BENGALURU: Indian shares fell on Friday, a day after hitting a near three-month high, as investors braced for yet another weak quarter for earnings, and after weak business sentiment data from Japan rekindled global growth worries.
Business sentiment among Japan's big manufacturers deteriorated to the lowest in nearly three years and is expected to worsen in the coming quarter, a closely watched central bank survey showed on Friday.
Asian shares and the dollar both lost more ground as investors began the new quarter in a cautious mood, with glimmers of life in China's economy offset by a darkening mood in Japan.
Markets back home were also a bit groggy after rallying about 10 percent in March following a fiscally prudent union budget and amid expectations of a 50 basis point rate cut by the Reserve Bank of India (RBI) on April 5.
"Whatever happened in the month of March was the rally of March. Now I'm expecting a correction as the results season is likely to start and things will get difficult from here on," said AK Prabhakar, head of research at IDBI Capital.
Analysts have been cutting projections for the March quarter, due to a surge in bad loans for Indian banks, oil price slump and weak global demand.
If the declining projections are realised, already costly stocks could become pricier and equity investors could become even more skittish.
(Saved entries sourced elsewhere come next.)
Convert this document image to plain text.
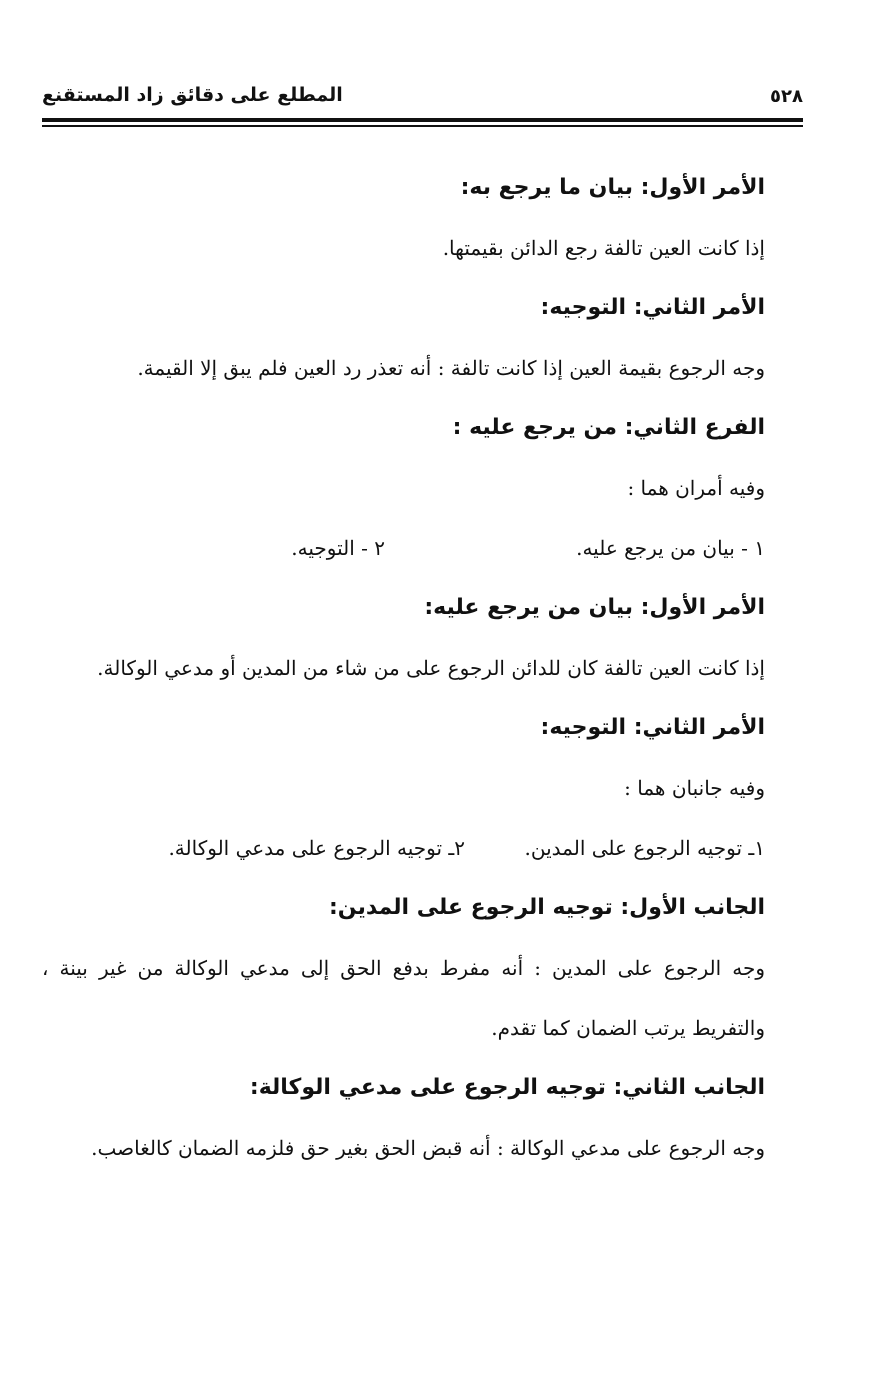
المطلع على دقائق زاد المستقنع	٥٢٨
الأمر الأول: بيان ما يرجع به:
إذا كانت العين تالفة رجع الدائن بقيمتها.
الأمر الثاني: التوجيه:
وجه الرجوع بقيمة العين إذا كانت تالفة : أنه تعذر رد العين فلم يبق إلا القيمة.
الفرع الثاني: من يرجع عليه :
وفيه أمران هما :
١ - بيان من يرجع عليه.
٢ - التوجيه.
الأمر الأول: بيان من يرجع عليه:
إذا كانت العين تالفة كان للدائن الرجوع على من شاء من المدين أو مدعي الوكالة.
الأمر الثاني: التوجيه:
وفيه جانبان هما :
١ـ توجيه الرجوع على المدين.
٢ـ توجيه الرجوع على مدعي الوكالة.
الجانب الأول: توجيه الرجوع على المدين:
وجه الرجوع على المدين : أنه مفرط بدفع الحق إلى مدعي الوكالة من غير بينة ، والتفريط يرتب الضمان كما تقدم.
الجانب الثاني: توجيه الرجوع على مدعي الوكالة:
وجه الرجوع على مدعي الوكالة : أنه قبض الحق بغير حق فلزمه الضمان كالغاصب.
The broader NSE Nifty was down 0.77 percent at 7,678.55 at 1.03 p.m., while the benchmark BSE Sensex was down 0.74 percent at 25,154.12. Both indexes hit their highest level since Jan. 6 on Thursday.
Automakers Tata Motors (TAMO.NS) and Mahindra and Mahindra (MAHM.NS) fell more than 1 percent after the Supreme Court on Thursday extended a ban on the sale of large diesel cars in New Delhi until the next hearing of the case.
Infrastructure firm IVRCL (IVRC.NS) slumped 7 percent after a flyover, which the company was building, collapsed on Thursday in Kolkata.
Among the gainers, Jaiprakash Associates (JAIA.NS) surged 9 percent after UltraTech Cement's (ULTC.NS) board approved a deal to buy the former's identified cement plants at an enterprise value of 159 billion rupees.